BAB 17: Melebur

1.1K 177 26
                                    

Happy Reading

***

Zayan Haryaka Althaf, pria yang tak dingin juga tak hangat pada sekitar. Pria keras kepala yang tak pernah bisa menumpahkan setiap keluhnya karena takdzim dan patuh hingga kesulitan memutuskan apa pun.

Pria beku yang di kedalaman pikirannya selalu menjadikan logika sebagai tolak ukur. Baginya, sebagian yang tak bisa dirumuskan dan dianalogikakan hanyalah sebuah ruang kosong tak berarti, seperti halnya cinta.

Terlalu banyak kitab yang membawanya pada perumusan cinta yang sulit. Pemahaman, hakikat, dan alasan yang seharusnya mudah menjadi sangat rumit untuknya. Sebelum dia merasakan hal aneh baru-baru ini.

"Cinta hanyalah pengkaitan matematika tak terbatas."

"Cinta adalah pemberian Allah yang paling besar untuk manusia. Karena cinta Allah untuk Muhammad diciptakanlah bumi ini. Pemahaman seperti itu ndak ada di kitab. Pengkaitan matematika tak terbatas apanya!" bantah Kiai Kholil.

Gus Zayan tersenyum simpul dan kembali memijat punggung sang kakek setelah sempat terhenti tadi. Keduanya tengah duduk berdua di cangkruk samping ndalem sembari mengawasi santri yang tengah berlalu-lalang.

"Kok tiba-tiba membahas cinta? Sampean lagi jatuh cinta ya?" tanya Kiai Kholil yang dijawab gelengan kepala oleh sang cucu. "Mboten, Mbah."
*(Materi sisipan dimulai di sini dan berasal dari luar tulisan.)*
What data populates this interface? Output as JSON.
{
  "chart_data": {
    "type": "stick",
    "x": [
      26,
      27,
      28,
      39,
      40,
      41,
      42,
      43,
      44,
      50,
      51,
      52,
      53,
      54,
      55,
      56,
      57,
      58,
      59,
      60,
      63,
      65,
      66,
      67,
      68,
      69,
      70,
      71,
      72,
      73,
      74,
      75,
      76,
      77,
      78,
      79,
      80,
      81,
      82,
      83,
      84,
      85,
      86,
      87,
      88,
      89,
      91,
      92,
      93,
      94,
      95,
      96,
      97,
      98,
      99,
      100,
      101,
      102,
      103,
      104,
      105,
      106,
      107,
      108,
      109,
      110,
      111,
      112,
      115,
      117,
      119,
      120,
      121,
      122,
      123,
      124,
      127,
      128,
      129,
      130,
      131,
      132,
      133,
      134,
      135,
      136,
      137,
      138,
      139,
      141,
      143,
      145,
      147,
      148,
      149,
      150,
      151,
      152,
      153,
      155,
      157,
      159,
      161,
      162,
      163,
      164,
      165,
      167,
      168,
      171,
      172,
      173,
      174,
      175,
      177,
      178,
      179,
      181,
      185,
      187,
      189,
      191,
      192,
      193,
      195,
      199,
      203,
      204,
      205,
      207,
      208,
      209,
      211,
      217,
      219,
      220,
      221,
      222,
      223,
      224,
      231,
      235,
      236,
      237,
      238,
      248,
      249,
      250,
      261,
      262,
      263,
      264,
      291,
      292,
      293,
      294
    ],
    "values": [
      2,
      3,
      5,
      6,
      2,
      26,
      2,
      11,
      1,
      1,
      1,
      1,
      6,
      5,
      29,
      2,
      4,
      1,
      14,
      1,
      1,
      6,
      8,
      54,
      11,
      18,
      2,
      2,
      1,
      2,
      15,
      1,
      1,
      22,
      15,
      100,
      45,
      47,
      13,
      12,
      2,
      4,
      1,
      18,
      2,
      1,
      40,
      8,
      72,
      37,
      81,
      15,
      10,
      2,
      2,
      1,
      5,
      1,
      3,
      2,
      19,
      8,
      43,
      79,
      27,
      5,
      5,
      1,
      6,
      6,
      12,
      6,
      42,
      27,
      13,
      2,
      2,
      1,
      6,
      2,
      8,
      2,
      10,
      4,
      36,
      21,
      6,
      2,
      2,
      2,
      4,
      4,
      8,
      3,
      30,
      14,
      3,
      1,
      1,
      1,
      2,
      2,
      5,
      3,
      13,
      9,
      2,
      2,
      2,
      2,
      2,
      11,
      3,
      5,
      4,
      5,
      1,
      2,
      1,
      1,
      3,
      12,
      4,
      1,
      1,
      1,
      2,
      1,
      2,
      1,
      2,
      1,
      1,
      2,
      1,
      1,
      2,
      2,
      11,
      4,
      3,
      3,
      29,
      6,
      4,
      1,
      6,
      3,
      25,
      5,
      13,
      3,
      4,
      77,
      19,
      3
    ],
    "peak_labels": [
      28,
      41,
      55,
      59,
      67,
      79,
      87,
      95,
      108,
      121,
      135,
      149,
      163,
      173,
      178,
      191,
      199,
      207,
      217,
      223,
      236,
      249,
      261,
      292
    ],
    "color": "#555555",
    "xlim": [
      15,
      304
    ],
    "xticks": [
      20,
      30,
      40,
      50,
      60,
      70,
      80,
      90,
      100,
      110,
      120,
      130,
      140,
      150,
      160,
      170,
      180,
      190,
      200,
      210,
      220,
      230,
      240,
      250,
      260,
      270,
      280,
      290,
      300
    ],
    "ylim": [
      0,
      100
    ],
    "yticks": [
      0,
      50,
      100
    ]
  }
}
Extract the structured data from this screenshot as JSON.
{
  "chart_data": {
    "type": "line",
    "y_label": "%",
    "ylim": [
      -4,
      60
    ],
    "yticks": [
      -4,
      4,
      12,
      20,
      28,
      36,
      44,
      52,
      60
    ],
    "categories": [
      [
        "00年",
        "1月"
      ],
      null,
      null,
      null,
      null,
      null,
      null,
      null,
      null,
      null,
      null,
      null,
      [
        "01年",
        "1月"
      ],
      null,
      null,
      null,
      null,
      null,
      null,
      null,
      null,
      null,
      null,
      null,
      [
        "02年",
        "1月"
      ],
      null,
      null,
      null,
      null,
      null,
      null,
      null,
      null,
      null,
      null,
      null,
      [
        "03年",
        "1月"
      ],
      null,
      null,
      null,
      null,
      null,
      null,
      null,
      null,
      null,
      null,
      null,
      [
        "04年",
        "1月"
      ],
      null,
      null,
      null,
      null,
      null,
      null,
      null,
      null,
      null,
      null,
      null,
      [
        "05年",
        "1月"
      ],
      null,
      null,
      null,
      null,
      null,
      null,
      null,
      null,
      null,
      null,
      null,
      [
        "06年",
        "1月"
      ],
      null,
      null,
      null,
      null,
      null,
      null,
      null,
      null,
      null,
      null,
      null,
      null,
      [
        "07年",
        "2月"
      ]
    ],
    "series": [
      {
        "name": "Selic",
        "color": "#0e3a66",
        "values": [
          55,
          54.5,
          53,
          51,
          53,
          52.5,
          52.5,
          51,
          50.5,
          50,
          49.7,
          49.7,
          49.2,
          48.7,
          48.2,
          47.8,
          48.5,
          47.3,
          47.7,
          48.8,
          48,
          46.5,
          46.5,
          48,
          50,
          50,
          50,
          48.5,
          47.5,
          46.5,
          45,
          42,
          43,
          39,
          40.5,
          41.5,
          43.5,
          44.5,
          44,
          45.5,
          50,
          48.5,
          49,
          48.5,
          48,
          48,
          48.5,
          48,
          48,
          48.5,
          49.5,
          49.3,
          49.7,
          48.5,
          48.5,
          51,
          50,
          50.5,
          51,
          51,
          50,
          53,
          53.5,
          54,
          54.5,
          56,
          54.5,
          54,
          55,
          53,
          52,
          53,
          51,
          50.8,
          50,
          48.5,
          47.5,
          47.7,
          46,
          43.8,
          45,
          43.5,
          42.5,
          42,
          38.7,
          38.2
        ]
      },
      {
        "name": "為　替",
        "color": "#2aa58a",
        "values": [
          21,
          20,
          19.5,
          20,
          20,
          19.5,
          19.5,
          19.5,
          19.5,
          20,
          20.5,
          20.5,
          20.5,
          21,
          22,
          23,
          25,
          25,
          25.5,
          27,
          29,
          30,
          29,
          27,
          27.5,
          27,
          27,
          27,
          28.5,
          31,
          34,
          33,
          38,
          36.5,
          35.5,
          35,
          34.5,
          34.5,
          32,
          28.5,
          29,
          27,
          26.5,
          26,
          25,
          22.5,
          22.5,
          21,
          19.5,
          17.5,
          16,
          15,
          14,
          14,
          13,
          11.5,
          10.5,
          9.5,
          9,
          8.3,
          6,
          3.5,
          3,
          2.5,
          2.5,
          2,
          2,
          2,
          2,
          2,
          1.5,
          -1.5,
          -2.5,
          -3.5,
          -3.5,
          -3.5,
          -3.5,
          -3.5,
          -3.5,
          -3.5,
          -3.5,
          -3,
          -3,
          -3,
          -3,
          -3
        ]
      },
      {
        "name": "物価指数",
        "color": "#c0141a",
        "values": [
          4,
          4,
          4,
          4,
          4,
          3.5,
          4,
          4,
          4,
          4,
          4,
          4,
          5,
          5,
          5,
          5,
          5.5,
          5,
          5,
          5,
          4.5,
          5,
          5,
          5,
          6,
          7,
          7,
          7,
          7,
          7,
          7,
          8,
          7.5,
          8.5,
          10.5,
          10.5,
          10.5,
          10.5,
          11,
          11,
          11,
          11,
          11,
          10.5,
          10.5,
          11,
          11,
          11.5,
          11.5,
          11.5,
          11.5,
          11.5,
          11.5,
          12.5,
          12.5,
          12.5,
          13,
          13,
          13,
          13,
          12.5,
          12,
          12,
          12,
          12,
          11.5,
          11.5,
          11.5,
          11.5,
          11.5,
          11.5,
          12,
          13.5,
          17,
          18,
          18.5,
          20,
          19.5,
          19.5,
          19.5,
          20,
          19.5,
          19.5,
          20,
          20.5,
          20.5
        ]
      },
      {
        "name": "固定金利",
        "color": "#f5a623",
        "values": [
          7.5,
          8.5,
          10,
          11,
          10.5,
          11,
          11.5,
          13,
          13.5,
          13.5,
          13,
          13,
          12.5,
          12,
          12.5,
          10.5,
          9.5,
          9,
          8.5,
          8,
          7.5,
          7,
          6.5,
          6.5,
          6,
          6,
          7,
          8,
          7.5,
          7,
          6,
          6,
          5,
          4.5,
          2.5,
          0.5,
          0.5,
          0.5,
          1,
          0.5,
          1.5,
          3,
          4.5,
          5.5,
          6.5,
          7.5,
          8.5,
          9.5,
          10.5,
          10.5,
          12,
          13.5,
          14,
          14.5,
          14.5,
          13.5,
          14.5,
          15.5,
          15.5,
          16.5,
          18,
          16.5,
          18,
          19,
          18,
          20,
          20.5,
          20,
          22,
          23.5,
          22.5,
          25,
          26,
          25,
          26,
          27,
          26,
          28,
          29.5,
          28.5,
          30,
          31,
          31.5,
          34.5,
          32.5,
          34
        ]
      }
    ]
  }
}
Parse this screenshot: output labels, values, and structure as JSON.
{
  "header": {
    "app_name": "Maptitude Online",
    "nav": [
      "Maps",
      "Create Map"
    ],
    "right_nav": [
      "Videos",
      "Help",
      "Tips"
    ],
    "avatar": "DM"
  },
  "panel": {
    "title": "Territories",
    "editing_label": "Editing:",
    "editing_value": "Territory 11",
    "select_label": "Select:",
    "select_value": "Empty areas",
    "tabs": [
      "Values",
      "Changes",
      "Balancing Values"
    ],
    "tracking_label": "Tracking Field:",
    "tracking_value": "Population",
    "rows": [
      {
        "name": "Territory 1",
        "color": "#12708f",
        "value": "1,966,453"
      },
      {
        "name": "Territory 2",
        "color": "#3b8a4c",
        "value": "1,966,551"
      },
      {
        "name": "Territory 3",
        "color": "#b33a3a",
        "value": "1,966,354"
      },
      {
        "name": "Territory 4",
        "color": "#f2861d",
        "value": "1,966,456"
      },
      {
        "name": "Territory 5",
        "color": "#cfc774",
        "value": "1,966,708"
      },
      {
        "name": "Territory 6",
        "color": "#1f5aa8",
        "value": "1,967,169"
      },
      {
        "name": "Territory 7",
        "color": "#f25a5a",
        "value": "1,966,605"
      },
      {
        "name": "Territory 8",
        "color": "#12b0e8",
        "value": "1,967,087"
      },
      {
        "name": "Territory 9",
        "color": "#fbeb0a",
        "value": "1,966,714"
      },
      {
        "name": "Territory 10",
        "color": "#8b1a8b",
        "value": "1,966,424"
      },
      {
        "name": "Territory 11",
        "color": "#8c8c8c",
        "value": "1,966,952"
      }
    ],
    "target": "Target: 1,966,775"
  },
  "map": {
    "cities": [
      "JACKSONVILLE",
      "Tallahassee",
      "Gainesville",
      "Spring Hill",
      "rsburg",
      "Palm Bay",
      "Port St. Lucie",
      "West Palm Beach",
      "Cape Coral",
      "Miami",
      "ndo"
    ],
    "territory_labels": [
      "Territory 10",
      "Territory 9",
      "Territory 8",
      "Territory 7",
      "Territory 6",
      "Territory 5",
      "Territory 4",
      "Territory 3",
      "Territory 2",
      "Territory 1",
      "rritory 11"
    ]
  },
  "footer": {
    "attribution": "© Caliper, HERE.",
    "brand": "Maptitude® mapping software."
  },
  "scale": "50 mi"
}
"Masa?" Pria berjanggut putih itu melirik sebentar Gus Zayan yang tampak salah tingkah. "Biasane yang dibahas malam-malam begini sama mbah orang-orang radikal, metode pengajaran ulama jaman dulu, ini kok malah melenceng pembahasane."

"Ehehe, nganu, Mbah ...,"

"إِذَا أَحَبَّ أَحَدُكُمْ أَخَاهُ فَلْيُعْلِمْهُ أَنَّهُ أَحَبَّهُ"

"Tapi, Mbah ...,"

"Sudah-sudah mijitnya, mbah mau tidur!" sela Kiai Kholil sembari meraih tongkatnya. "Oh iya, malam ini sampean bantu anak-anak keamanan patroli ya, sekalian pikirkan omongan mbah barusan."

"Njenengan ndak tak antar ke dalam, Mbah?"

"Ndak usah! Sudah sana, mbah tak ke dalam dulu, assalamualaikum."

Sejenak Gus Zayan termangu menatap langkah kakeknya yang menjauh dari tempatnya. "Waalaikum salam."

Seperti permintaan Kiai Kholil, malam ini Gus Zayan ikut berpatroli bersama teman-teman keamanan pesantren. Namun sayangnya dia tak lagi bisa berkonsentrasi karena selalu terbayang-bayang ucapan kakeknya.

Bagaimana perasaan yang timbul dari beberapa kemungkinan-kemungkinan bisa disebut cinta, sedangkan hanya menjadikan patokan dari satu atau dua pertemuan singkat?

***

Sudah menjadi kebiasaan bagi Mawar jika setiap pagi harus bertemu dengan wajah masam Gus Arkan yang selalu marah-marah karena hal-hal kecil. Entah sawan atau apa pria itu selalu mengomel bahkan hingga saat ini.

"Kamu itu nyapunya bagaimana, sih? Itu kurang bersih!" ujar Gus Arkan sembari menunjuk lantai yang sudah jelas-jelas kinclong.